The dirt roads in Vermont are almost endless. And many of them are in very remote locations. Navigating in this manner over long distances has always given me a completely different view of what Vermont, and much of New England, really looks like. It's hilly, rugged and beautiful.
My goal was to follow as much of the Lamoille Valley Rail Trail as I could find. I thought I had the trail outside of Wolcott, but turns out it dead ended at the River and I had to run around. After finding the trail as I came into Morrisville I had a pretty easy time of it. I was surprised to see the trail went right behind the Lost Nation Brewery. This is one of my VT favorites, but it was too early to eat, let alone start drinking. Their beer is excellent, and the food there is really good as well. I sadly headed on, brainstorming on how to time it better the next time.
I followed the trail to its end in Jeffersonville then went Route 15 to 104 heading West.
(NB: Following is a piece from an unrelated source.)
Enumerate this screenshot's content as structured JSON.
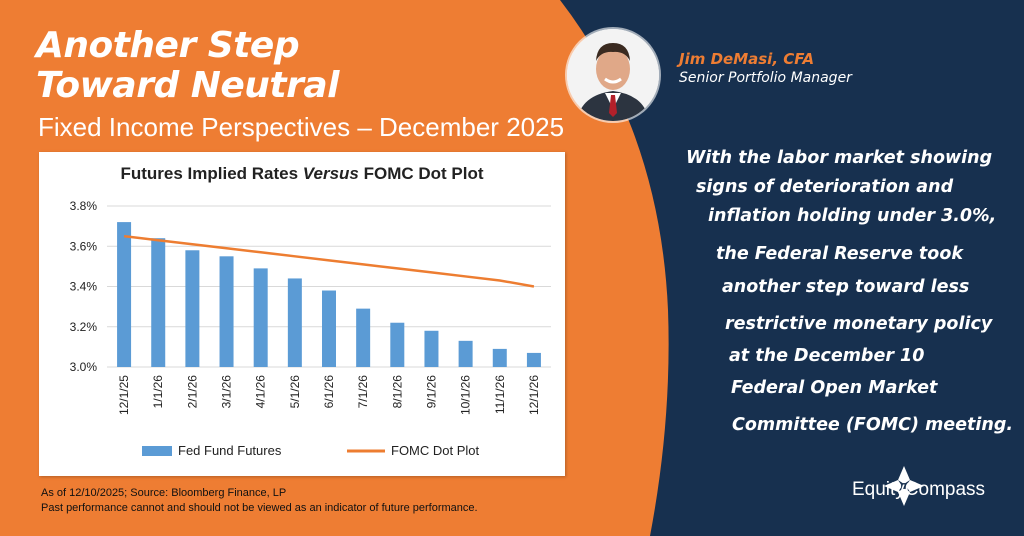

When I got to Fairfax Falls I headed south through Westford and Essex Junction, taking as many back roads as possible towards Burlington.
I have found the Cannondale Slate 105 to be a trusty companion on these rides. It's my first gravel bike, and is better on trails than you might suspect. Getting the gear right is half the battle. In a future blog post I'll get more into what my kit consists of.
After a long, but very enjoyable ride I rolled into Burlington. Rather than dirtbag it, I decided to stay at the Willard Street Inn. It was a nice place to rest up before another long day of riding. Everyone there was super friendly and they even let me lock my bike up inside a storage area. After too short of a visit with my son I crashed in a very comfy bed!